Registration Fees for Name Clearance
Owners must pay:
- BDT 100 for every suggested name
- BDT 100 for each time expansion
Fees for Private Company Registration
Company registration charges are primarily of three types:
Stamp Fees: Stamps are needed to affix on documents like Memorandum of Association, Articles of Association for authorized capital, each with varying charges. The general charge includes:
- BDT 500 for the stamp affixing on the Memorandum of Association
- BDT 2,000 for the stamp affixing on the Articles of Association, when the authorized capital doesn’t exceed BDT 10,00,000.
- For authorized capital between 10,00,000.00 up to 3,00,00,000, the affixing stamp will cost BDT 4,000
- For authorized capital higher than 3,00,00,000, the stamp charge will be BDT 10,000
Registration Fees: Registration fees include the charges for the submittable forms and for authorized capital.
- Submittable Forms: BDT 200 for each 5 forms described in the requirement sections, along with the memorandum and articles of association. They make a total payable of BDT 1200.
- Charges on Authorized Capital: Based on the size of the authorized capital shared by the owners, they have to pay:
Authorized Capital Amount | Fee |
BDT 20000 or below | 2,000 |
BDT 20000 to BDT 50000 | 180 |
BDT 20,000 to BDT 10,00,000 | 45 |
BDT 10,00,000 to BDT 50,00,000 | 24 |
Every Additional BDT 1,00,000 | 45 |
General Timeline
From name clearance to getting the incorporation certificate, it may take up to 6 weeks or around.
Post-Registration Requirements
The successful incorporation of your business creates its legal identity. But to function break-free, it needs more authorizations and certifications. Here are a few more essentials that you must get after completing registration:
Trade License
The proposed company must apply for and receive a trade license from their respective City Corporation.

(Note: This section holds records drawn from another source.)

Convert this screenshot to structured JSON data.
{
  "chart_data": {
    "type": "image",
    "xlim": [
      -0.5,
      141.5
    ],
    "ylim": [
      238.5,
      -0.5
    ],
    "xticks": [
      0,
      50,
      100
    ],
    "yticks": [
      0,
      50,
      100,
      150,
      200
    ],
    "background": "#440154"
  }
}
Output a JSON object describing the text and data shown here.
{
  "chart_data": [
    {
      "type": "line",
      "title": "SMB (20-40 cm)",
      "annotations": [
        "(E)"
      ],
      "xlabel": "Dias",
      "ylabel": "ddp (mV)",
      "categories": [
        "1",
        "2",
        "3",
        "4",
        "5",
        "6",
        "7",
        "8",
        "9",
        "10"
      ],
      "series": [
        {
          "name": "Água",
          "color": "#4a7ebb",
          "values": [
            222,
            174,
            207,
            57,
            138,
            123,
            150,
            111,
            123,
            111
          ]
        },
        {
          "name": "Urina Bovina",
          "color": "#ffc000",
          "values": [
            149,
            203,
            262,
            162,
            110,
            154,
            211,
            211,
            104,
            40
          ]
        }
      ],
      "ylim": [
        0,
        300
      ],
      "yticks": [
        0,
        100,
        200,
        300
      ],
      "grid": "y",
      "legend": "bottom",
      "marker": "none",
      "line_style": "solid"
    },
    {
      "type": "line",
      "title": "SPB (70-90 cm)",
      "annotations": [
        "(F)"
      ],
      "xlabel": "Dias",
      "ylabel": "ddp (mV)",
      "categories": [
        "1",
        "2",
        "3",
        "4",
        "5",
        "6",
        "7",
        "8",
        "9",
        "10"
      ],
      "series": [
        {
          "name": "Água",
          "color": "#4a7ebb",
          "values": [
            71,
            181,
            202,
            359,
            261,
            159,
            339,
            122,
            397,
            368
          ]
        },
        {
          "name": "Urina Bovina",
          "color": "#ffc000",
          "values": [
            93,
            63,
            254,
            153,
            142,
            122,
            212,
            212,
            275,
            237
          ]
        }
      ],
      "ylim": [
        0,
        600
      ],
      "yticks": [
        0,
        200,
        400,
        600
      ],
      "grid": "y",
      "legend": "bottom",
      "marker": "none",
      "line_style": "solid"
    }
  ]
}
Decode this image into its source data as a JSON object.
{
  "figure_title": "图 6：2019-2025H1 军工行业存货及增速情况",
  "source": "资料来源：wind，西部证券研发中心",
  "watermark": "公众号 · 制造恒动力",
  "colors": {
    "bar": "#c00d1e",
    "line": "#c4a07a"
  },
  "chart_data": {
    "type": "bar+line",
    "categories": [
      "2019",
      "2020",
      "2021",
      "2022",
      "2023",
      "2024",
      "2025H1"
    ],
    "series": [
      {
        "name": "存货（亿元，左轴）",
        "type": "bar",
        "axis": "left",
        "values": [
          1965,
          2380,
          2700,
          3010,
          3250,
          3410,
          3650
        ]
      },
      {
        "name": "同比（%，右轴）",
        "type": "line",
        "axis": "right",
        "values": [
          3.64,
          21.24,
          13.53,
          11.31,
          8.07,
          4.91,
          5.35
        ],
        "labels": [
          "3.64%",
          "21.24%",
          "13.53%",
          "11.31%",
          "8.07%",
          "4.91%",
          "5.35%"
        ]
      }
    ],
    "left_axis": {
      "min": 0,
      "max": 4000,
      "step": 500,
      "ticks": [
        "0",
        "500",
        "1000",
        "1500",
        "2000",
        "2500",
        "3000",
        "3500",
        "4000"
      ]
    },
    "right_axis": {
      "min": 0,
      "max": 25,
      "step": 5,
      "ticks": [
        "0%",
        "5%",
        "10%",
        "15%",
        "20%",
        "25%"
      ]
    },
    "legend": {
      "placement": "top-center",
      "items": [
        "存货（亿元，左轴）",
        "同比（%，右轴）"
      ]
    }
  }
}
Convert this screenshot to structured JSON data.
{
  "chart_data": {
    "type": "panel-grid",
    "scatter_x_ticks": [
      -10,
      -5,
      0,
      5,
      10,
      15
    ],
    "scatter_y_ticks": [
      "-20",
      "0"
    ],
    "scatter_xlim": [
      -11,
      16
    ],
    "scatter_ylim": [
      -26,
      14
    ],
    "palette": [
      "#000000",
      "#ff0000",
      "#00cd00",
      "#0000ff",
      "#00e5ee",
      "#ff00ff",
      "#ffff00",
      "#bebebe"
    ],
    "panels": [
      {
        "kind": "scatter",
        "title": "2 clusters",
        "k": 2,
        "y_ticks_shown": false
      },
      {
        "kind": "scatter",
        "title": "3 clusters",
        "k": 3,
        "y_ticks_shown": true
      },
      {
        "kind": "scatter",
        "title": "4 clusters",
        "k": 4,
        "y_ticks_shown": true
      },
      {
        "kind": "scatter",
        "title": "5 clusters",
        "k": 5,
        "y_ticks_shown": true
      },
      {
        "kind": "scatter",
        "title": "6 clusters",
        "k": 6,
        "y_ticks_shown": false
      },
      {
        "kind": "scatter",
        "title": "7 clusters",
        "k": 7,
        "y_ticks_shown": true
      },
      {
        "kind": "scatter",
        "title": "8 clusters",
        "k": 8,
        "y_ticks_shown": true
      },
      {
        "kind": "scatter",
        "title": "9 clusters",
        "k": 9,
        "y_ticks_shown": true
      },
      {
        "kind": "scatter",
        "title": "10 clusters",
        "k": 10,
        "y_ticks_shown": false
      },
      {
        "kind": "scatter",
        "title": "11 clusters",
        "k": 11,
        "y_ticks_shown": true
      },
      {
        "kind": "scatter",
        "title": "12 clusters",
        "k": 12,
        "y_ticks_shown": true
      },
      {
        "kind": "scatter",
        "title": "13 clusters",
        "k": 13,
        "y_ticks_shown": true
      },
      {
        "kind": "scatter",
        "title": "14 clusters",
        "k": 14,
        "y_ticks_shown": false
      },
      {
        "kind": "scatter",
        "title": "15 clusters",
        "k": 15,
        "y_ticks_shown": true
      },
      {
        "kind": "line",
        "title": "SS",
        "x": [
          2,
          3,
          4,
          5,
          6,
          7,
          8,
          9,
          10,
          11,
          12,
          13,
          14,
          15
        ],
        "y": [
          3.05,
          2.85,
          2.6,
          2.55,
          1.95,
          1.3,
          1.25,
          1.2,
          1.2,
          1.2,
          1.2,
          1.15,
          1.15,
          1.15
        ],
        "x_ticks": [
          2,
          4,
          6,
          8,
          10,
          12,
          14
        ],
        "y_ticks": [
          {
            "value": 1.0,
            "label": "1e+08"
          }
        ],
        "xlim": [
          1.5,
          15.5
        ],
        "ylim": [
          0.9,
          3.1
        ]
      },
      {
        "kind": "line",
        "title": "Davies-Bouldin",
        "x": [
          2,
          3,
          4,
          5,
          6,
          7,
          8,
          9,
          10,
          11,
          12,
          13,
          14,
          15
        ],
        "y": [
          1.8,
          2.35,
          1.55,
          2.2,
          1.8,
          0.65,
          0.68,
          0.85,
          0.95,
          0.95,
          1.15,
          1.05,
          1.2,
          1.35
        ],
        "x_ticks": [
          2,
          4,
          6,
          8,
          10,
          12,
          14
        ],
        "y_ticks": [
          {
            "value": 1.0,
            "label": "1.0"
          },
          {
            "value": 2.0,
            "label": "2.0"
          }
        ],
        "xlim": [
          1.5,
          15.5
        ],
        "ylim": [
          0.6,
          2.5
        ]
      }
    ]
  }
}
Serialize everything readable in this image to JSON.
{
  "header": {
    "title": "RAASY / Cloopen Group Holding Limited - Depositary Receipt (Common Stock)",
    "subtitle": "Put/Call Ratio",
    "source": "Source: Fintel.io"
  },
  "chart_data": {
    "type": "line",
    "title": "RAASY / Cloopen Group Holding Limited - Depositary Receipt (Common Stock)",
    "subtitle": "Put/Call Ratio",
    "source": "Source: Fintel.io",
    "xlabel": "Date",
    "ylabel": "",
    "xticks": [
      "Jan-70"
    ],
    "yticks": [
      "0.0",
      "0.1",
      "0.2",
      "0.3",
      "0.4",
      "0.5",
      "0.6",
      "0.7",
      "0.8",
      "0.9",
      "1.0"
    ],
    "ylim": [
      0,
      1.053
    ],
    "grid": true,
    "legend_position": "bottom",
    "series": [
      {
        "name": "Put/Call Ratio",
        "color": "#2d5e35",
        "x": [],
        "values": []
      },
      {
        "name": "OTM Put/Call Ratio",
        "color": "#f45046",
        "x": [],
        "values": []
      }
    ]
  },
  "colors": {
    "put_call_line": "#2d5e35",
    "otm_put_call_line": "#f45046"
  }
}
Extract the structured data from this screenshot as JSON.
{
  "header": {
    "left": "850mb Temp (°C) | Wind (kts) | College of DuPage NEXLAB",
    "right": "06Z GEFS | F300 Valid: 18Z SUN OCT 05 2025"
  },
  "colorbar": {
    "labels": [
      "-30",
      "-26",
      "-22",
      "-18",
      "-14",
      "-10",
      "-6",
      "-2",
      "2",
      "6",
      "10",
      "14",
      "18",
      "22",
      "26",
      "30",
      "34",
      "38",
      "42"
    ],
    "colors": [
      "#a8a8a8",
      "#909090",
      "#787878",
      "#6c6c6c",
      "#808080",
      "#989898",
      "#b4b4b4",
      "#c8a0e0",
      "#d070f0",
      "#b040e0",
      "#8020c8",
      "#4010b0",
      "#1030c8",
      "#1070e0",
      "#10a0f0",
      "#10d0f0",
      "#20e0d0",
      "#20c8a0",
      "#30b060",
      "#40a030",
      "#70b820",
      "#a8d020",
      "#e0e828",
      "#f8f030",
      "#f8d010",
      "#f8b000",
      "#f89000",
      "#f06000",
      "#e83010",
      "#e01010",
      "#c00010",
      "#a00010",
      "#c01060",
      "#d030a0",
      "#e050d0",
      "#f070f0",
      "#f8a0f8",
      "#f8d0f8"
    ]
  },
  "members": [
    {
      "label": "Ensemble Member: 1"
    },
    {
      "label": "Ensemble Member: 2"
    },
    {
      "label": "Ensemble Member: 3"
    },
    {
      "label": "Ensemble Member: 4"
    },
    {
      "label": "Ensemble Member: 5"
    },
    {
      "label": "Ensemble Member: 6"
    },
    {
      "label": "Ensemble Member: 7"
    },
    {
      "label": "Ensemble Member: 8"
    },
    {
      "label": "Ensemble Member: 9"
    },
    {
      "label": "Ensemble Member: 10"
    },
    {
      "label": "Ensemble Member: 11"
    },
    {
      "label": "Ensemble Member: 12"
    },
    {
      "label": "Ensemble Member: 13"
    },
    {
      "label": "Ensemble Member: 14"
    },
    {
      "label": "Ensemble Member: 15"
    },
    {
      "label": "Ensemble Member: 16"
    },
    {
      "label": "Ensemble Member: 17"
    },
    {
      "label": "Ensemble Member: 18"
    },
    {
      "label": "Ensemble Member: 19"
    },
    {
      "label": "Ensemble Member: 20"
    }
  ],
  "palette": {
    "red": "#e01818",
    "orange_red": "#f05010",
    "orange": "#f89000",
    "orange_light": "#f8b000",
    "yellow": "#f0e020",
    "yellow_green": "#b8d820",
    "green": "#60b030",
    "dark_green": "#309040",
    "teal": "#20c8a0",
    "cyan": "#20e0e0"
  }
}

It is a mandatory submittable during the registration process.
VAT Registration Certificate
Another prerequisite for a private company registration, the VAT registration certificate is a collectible from the National Revenue Board (NBR).
Fire Certificate
Under certain circumstances, it may be required to submit a fire certificate or fire safety certificate during the company registration process.
Environment Clearance Certificate
If the newly forming company is related to a business that may have an environmental impact on their production to delivery cycle, it will need to submit an environment clearance certificate. The certificate is given by the Department of Environment.
Advantages of Registering with Bangladesh Consultant
Bangladesh Consultant is a prominent name among legal service providers in Bangladesh. We streamline your every step towards the Private Limited company registration and incorporation process. Our legal experts and consultants are seasoned professionals who know the common intricacies and judicial constraints faced by new company founders. You will find them agile and proactive in providing you with advice and solutions regardless of your issue.
By choosing Bangladesh Consultant as your legal partner in company registration, you will get:
- Quickest name clearance
- Error-free document and form preparation
- Submission to get fast approval
- Legal advice for failing to meet compliance requirements
- All the post-incorporation services
- Compliance with judicial regulations at every step
Conclusion
Entity formation is easier than you think if you know what to do and where to get the essentials. It may seem intimidating at first to look at all the requirements and obligations for a private limited company registration. Every step of the registration process, from name clearance, drafting documents, to submitting them through the right channels, looks more difficult than necessary. Because with proper knowledge and helpful guidance from Bangladesh Consultant, you will pass every step at a lightning-fast speed.